In connection with the Global Offer, each of Goldman Sachs International, Barclays Bank PLC, Citigroup Global Markets Limited, Morgan Stanley Securities Limited, HSBC Bank plc, UniCredit Bank AG, London Branch and Lazard & Co., Limited and any of their respective affiliates, acting as investors for their own accounts, may subscribe for or purchase Shares and in that capacity may retain, purchase, sell, offer to sell or otherwise deal for their own accounts in such Shares and other securities of Merlin or related investments in connection with the Global Offer or otherwise. Accordingly, references in the Prospectus to the Shares being issued, offered, subscribed, acquired, placed or otherwise dealt in should be read as including any issue or offer to, or subscription, acquisition, placing or dealing by, Goldman Sachs International, Barclays Bank PLC, Citigroup Global Markets Limited, Morgan Stanley Securities Limited, HSBC Bank plc, UniCredit Bank AG, London Branch or Lazard & Co., Limited or any of their respective affiliates acting as investors for their own accounts.

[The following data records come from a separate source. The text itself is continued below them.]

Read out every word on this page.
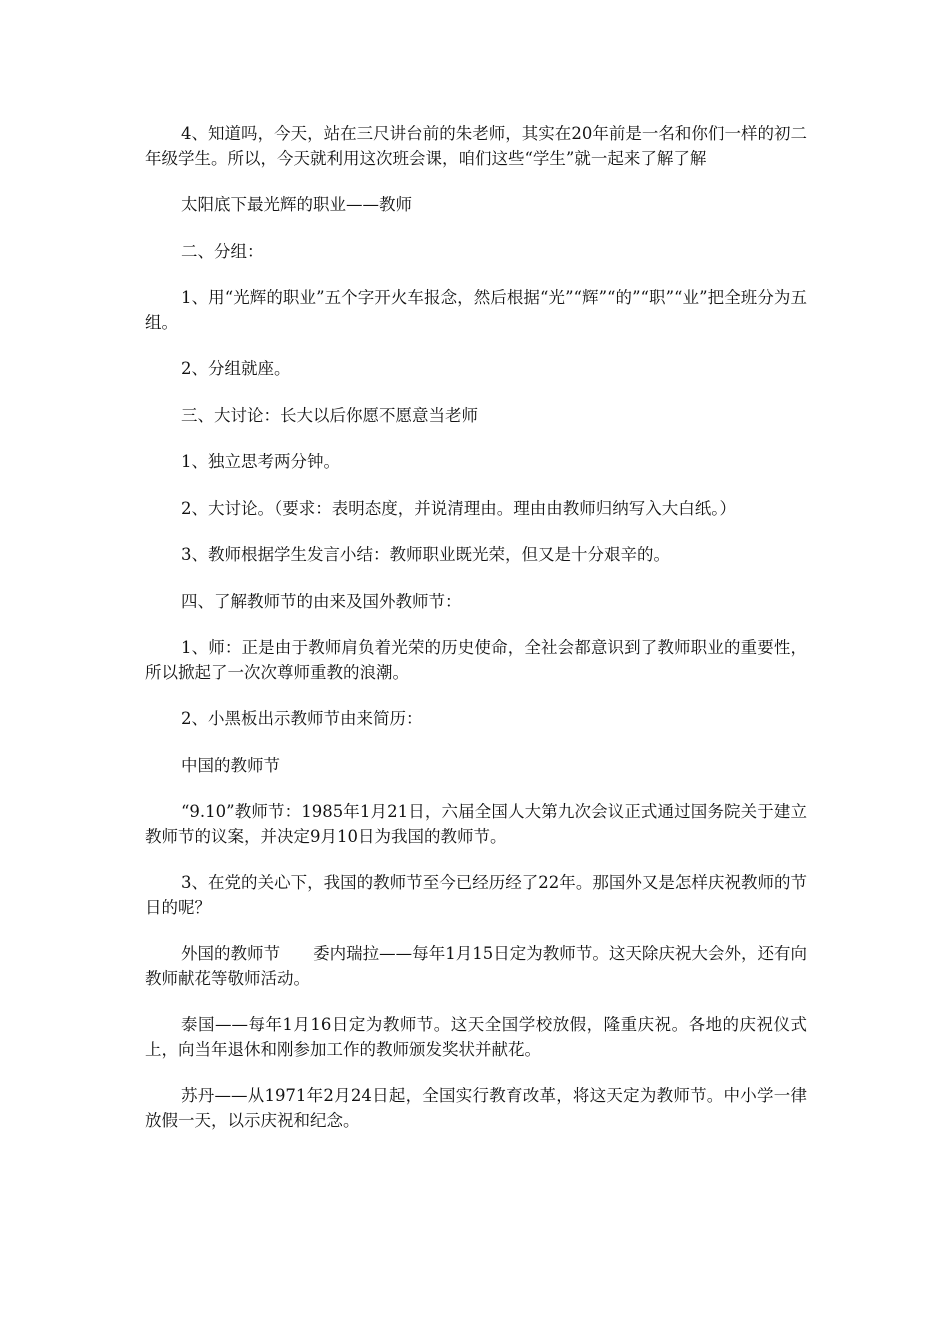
4、知道吗，今天，站在三尺讲台前的朱老师，其实在20年前是一名和你们一样的初二年级学生。所以，今天就利用这次班会课，咱们这些“学生”就一起来了解了解

太阳底下最光辉的职业——教师

二、分组：

1、用“光辉的职业”五个字开火车报念，然后根据“光”“辉”“的”“职”“业”把全班分为五组。

2、分组就座。

三、大讨论：长大以后你愿不愿意当老师

1、独立思考两分钟。

2、大讨论。（要求：表明态度，并说清理由。理由由教师归纳写入大白纸。）

3、教师根据学生发言小结：教师职业既光荣，但又是十分艰辛的。

四、了解教师节的由来及国外教师节：

1、师：正是由于教师肩负着光荣的历史使命，全社会都意识到了教师职业的重要性，所以掀起了一次次尊师重教的浪潮。

2、小黑板出示教师节由来简历：

中国的教师节

“9.10”教师节：1985年1月21日，六届全国人大第九次会议正式通过国务院关于建立教师节的议案，并决定9月10日为我国的教师节。

3、在党的关心下，我国的教师节至今已经历经了22年。那国外又是怎样庆祝教师的节日的呢？

外国的教师节　　委内瑞拉——每年1月15日定为教师节。这天除庆祝大会外，还有向教师献花等敬师活动。

泰国——每年1月16日定为教师节。这天全国学校放假，隆重庆祝。各地的庆祝仪式上，向当年退休和刚参加工作的教师颁发奖状并献花。

苏丹——从1971年2月24日起，全国实行教育改革，将这天定为教师节。中小学一律放假一天，以示庆祝和纪念。
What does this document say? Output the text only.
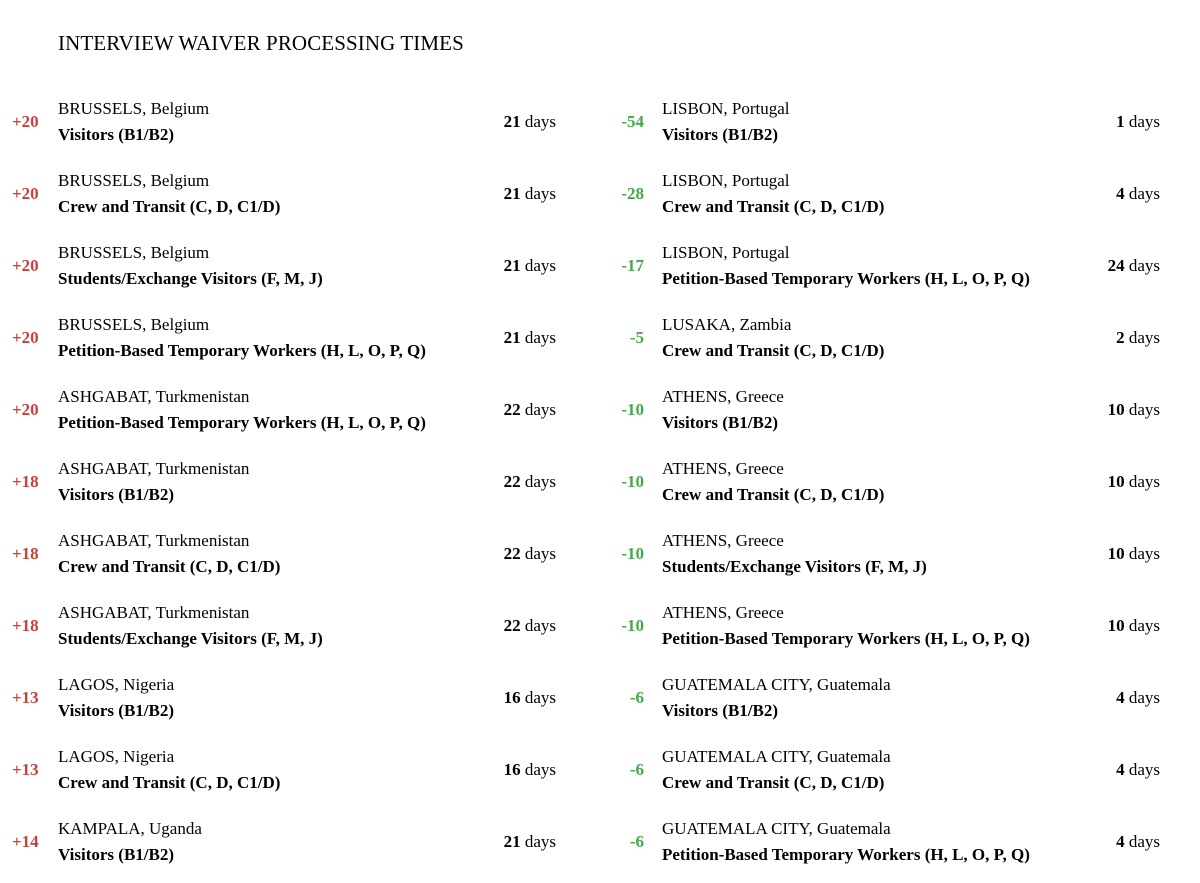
INTERVIEW WAIVER PROCESSING TIMES
+20
BRUSSELS, Belgium
Visitors (B1/B2)
21 days
+20
BRUSSELS, Belgium
Crew and Transit (C, D, C1/D)
21 days
+20
BRUSSELS, Belgium
Students/Exchange Visitors (F, M, J)
21 days
+20
BRUSSELS, Belgium
Petition-Based Temporary Workers (H, L, O, P, Q)
21 days
+20
ASHGABAT, Turkmenistan
Petition-Based Temporary Workers (H, L, O, P, Q)
22 days
+18
ASHGABAT, Turkmenistan
Visitors (B1/B2)
22 days
+18
ASHGABAT, Turkmenistan
Crew and Transit (C, D, C1/D)
22 days
+18
ASHGABAT, Turkmenistan
Students/Exchange Visitors (F, M, J)
22 days
+13
LAGOS, Nigeria
Visitors (B1/B2)
16 days
+13
LAGOS, Nigeria
Crew and Transit (C, D, C1/D)
16 days
+14
KAMPALA, Uganda
Visitors (B1/B2)
21 days
-54
LISBON, Portugal
Visitors (B1/B2)
1 days
-28
LISBON, Portugal
Crew and Transit (C, D, C1/D)
4 days
-17
LISBON, Portugal
Petition-Based Temporary Workers (H, L, O, P, Q)
24 days
-5
LUSAKA, Zambia
Crew and Transit (C, D, C1/D)
2 days
-10
ATHENS, Greece
Visitors (B1/B2)
10 days
-10
ATHENS, Greece
Crew and Transit (C, D, C1/D)
10 days
-10
ATHENS, Greece
Students/Exchange Visitors (F, M, J)
10 days
-10
ATHENS, Greece
Petition-Based Temporary Workers (H, L, O, P, Q)
10 days
-6
GUATEMALA CITY, Guatemala
Visitors (B1/B2)
4 days
-6
GUATEMALA CITY, Guatemala
Crew and Transit (C, D, C1/D)
4 days
-6
GUATEMALA CITY, Guatemala
Petition-Based Temporary Workers (H, L, O, P, Q)
4 days
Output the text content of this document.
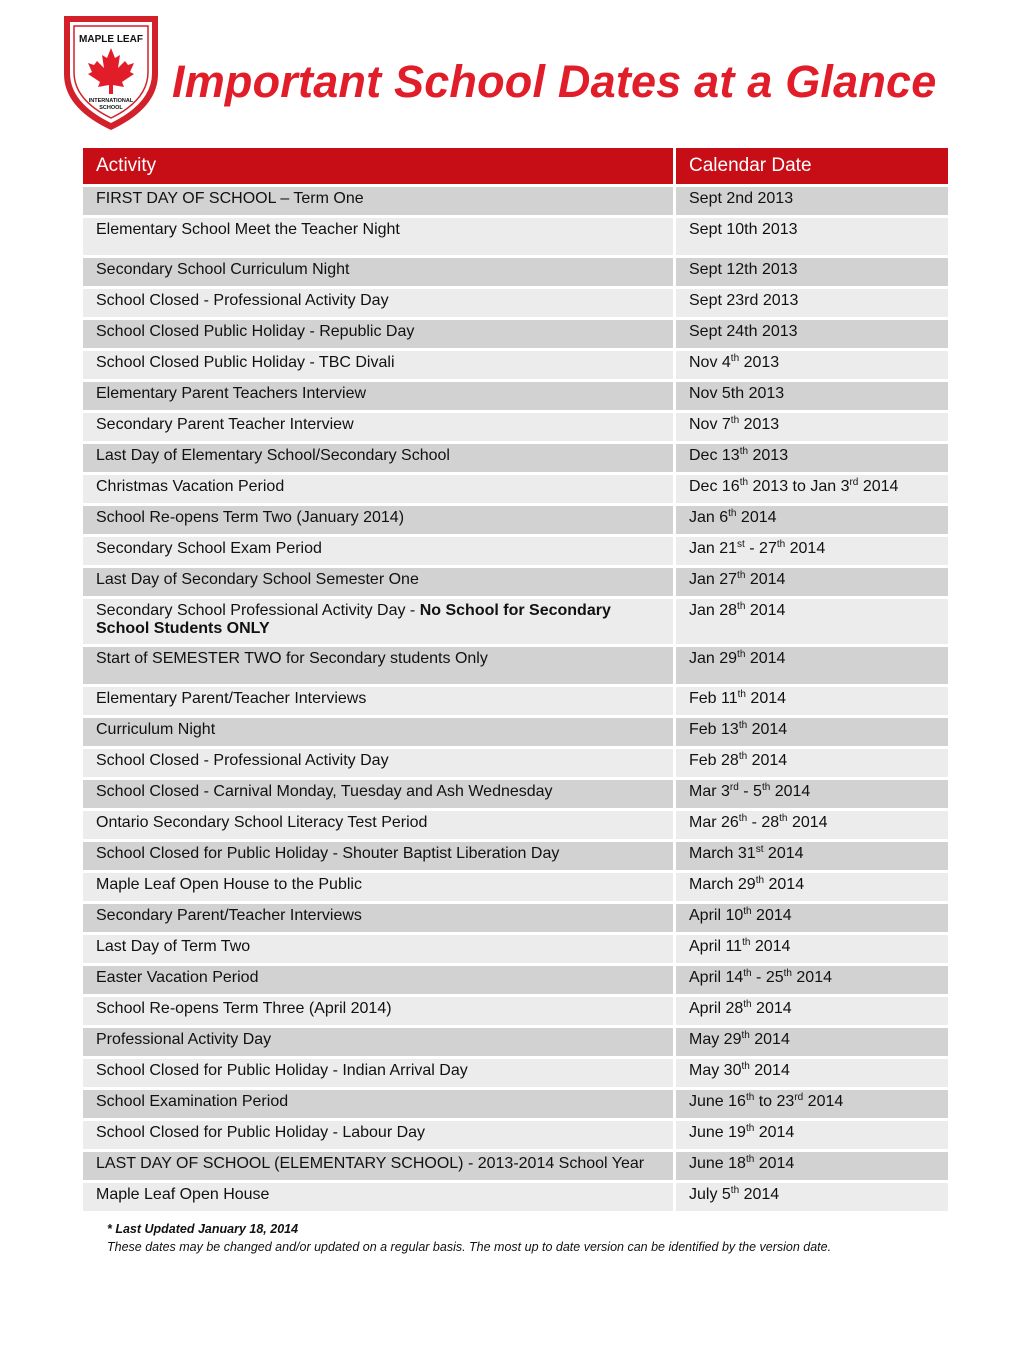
MAPLE LEAF
INTERNATIONAL
SCHOOL
Important School Dates at a Glance
Activity	Calendar Date
FIRST DAY OF SCHOOL – Term One	Sept 2nd 2013
Elementary School Meet the Teacher Night	Sept 10th 2013
Secondary School Curriculum Night	Sept 12th 2013
School Closed - Professional Activity Day	Sept 23rd 2013
School Closed Public Holiday - Republic Day	Sept 24th 2013
School Closed Public Holiday - TBC Divali	Nov 4th 2013
Elementary Parent Teachers Interview	Nov 5th 2013
Secondary Parent Teacher Interview	Nov 7th 2013
Last Day of Elementary School/Secondary School	Dec 13th 2013
Christmas Vacation Period	Dec 16th 2013 to Jan 3rd 2014
School Re-opens Term Two (January 2014)	Jan 6th 2014
Secondary School Exam Period	Jan 21st - 27th 2014
Last Day of Secondary School Semester One	Jan 27th 2014
Secondary School Professional Activity Day - No School for Secondary School Students ONLY	Jan 28th 2014
Start of SEMESTER TWO for Secondary students Only	Jan 29th 2014
Elementary Parent/Teacher Interviews	Feb 11th 2014
Curriculum Night	Feb 13th 2014
School Closed - Professional Activity Day	Feb 28th 2014
School Closed - Carnival Monday, Tuesday and Ash Wednesday	Mar 3rd - 5th 2014
Ontario Secondary School Literacy Test Period	Mar 26th - 28th 2014
School Closed for Public Holiday - Shouter Baptist Liberation Day	March 31st 2014
Maple Leaf Open House to the Public	March 29th 2014
Secondary Parent/Teacher Interviews	April 10th 2014
Last Day of Term Two	April 11th 2014
Easter Vacation Period	April 14th - 25th 2014
School Re-opens Term Three (April 2014)	April 28th 2014
Professional Activity Day	May 29th 2014
School Closed for Public Holiday - Indian Arrival Day	May 30th 2014
School Examination Period	June 16th to 23rd 2014
School Closed for Public Holiday - Labour Day	June 19th 2014
LAST DAY OF SCHOOL (ELEMENTARY SCHOOL) - 2013-2014 School Year	June 18th 2014
Maple Leaf Open House	July 5th 2014
* Last Updated January 18, 2014
These dates may be changed and/or updated on a regular basis. The most up to date version can be identified by the version date.
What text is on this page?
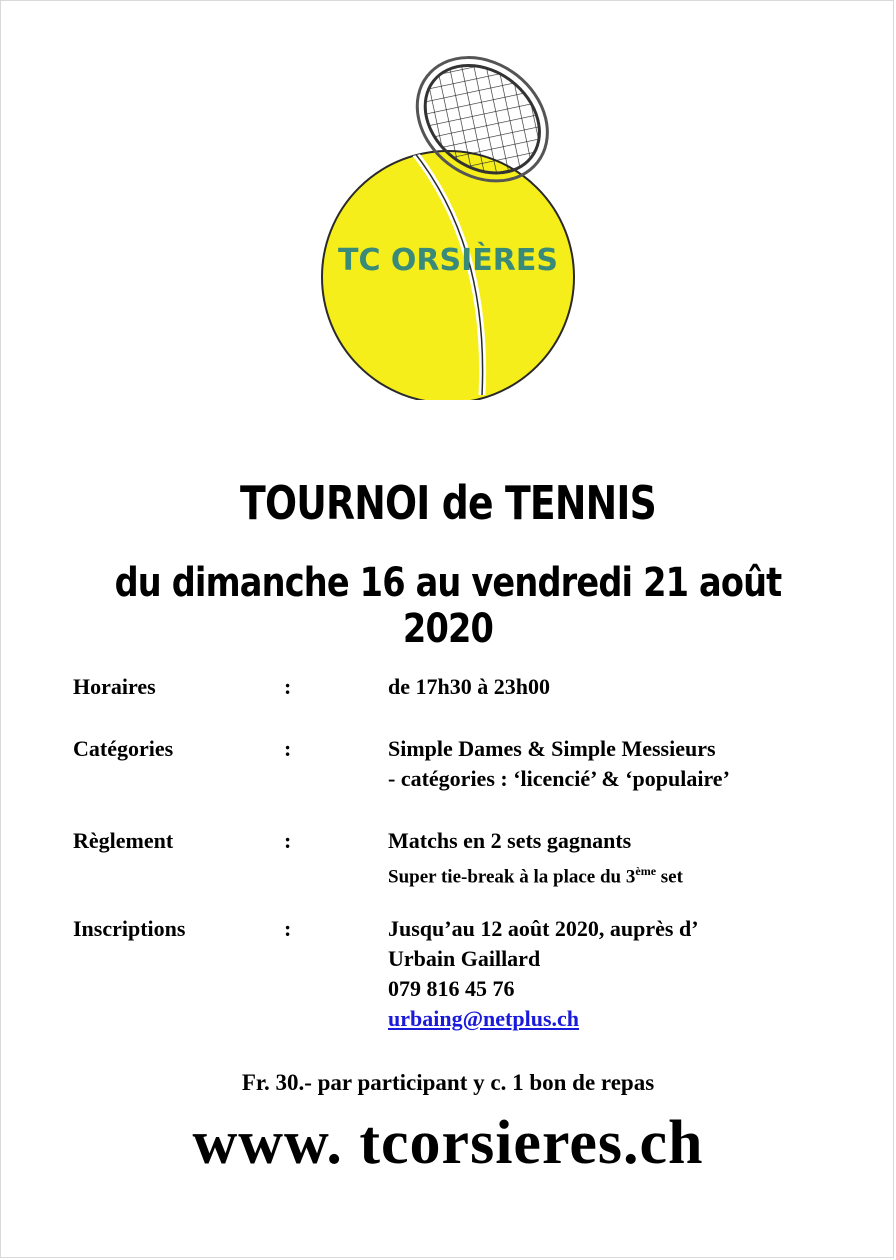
TC ORSIÈRES
TOURNOI de TENNIS
du dimanche 16 au vendredi 21 août 2020
Horaires	:	de 17h30 à 23h00
Catégories	:	Simple Dames & Simple Messieurs
- catégories : ‘licencié’ & ‘populaire’
Règlement	:	Matchs en 2 sets gagnants
Super tie-break à la place du 3ème set
Inscriptions	:	Jusqu’au 12 août 2020, auprès d’
Urbain Gaillard
079 816 45 76
urbaing@netplus.ch
Fr. 30.- par participant y c. 1 bon de repas
www. tcorsieres.ch
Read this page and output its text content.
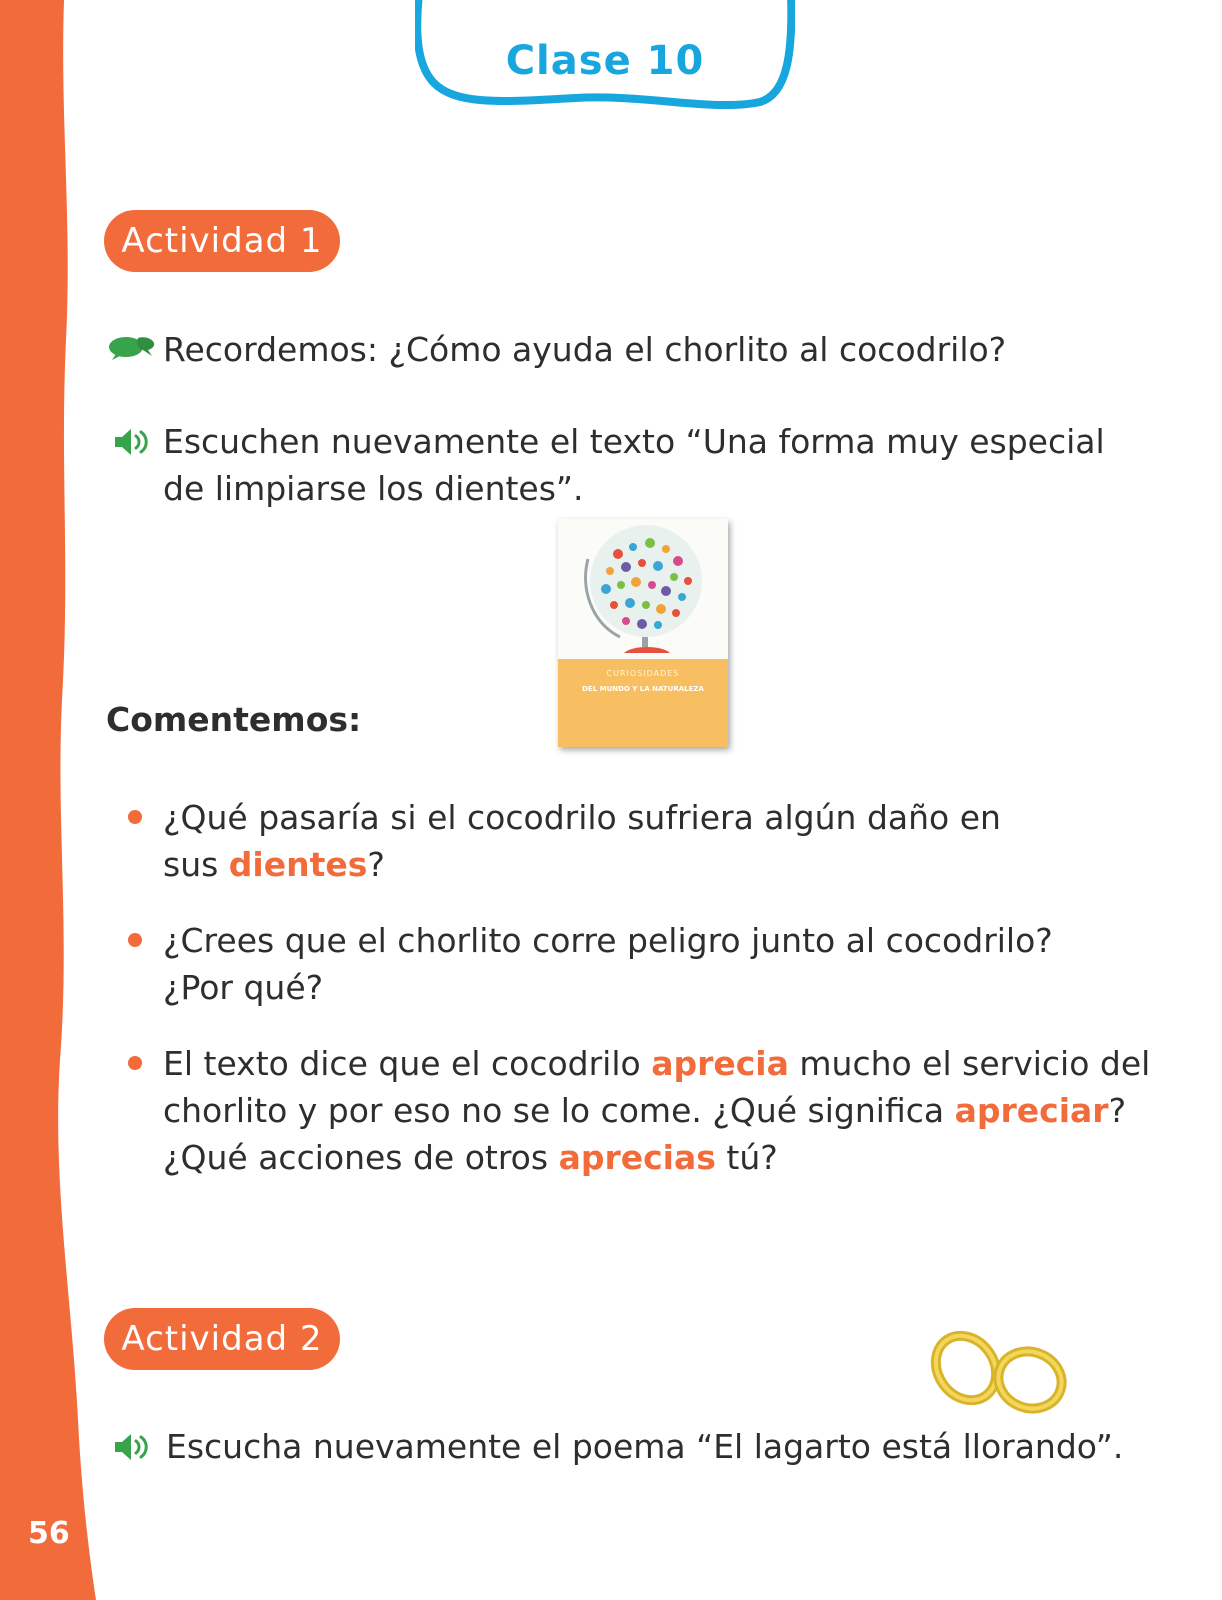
56
Clase 10
Actividad 1
Recordemos: ¿Cómo ayuda el chorlito al cocodrilo?
Escuchen nuevamente el texto “Una forma muy especial
de limpiarse los dientes”.
CURIOSIDADES
DEL MUNDO Y LA NATURALEZA
Comentemos:
¿Qué pasaría si el cocodrilo sufriera algún daño en
sus dientes?
¿Crees que el chorlito corre peligro junto al cocodrilo?
¿Por qué?
El texto dice que el cocodrilo aprecia mucho el servicio del
chorlito y por eso no se lo come. ¿Qué significa apreciar?
¿Qué acciones de otros aprecias tú?
Actividad 2
Escucha nuevamente el poema “El lagarto está llorando”.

Goldman Sachs International, Barclays Bank PLC, Citigroup Global Markets Limited, Morgan Stanley Securities Limited, HSBC Bank plc, UniCredit Bank AG, London Branch and Lazard & Co., Limited do not intend to disclose the extent of any such investment or transactions otherwise than in accordance with any legal or regulatory obligations to do so.

 

None of Goldman Sachs International, Barclays Bank PLC, Citigroup Global Markets Limited, Morgan Stanley Securities Limited, HSBC Bank plc, UniCredit Bank AG, London Branch or Lazard & Co., Limited or any of their respective affiliates or any of their respective directors, officers, employees, advisers or agents accepts any responsibility or liability whatsoever for, or makes any representation or warranty, express or implied, as to the truth, accuracy or completeness of the information in this announcement (or whether any information has been omitted from the announcement) or any other information relating to Merlin, its subsidiaries or associated companies, whether written, oral or in a visual or electronic form, and howsoever transmitted or made available, or for any loss howsoever arising from any use of this announcement or its contents or otherwise arising in connection therewith.

 

In connection with the Global Offer, a stabilising manager, or any of its agents, may (but will be under no obligation to), to the extent permitted by applicable law, over-allot Shares or effect other transactions with a view to supporting the market price of the Shares at a higher level than that which might otherwise prevail in the open market. The stabilising manager will not be required to enter into such transactions and such transactions may be effected on any stock market, over-the-counter market, stock exchange or otherwise and may be undertaken at any time during the period commencing on the date of the commencement of conditional dealings of the Shares on the London Stock Exchange and ending no later than 30 calendar days thereafter. However, there will be no obligation on the stabilising manager or any of its agents to effect stabilising transactions and there is no assurance that stabilising transactions will be undertaken. Such stabilising measures, if commenced, may be discontinued at any time without prior notice. In no event will measures be taken to stabilise the market price of the Shares above the offer price. Save as required by law or regulation, neither the stabilising manager nor any of its agents intends to disclose the extent of any over-allotments made and/or stabilisation transactions conducted in relation to the Global Offer.

 

Certain figures contained in this document, including financial information, have been subject to rounding adjustments. Accordingly, in certain instances, the sum or percentage change of the numbers contained in this document may not conform exactly with the total figure given.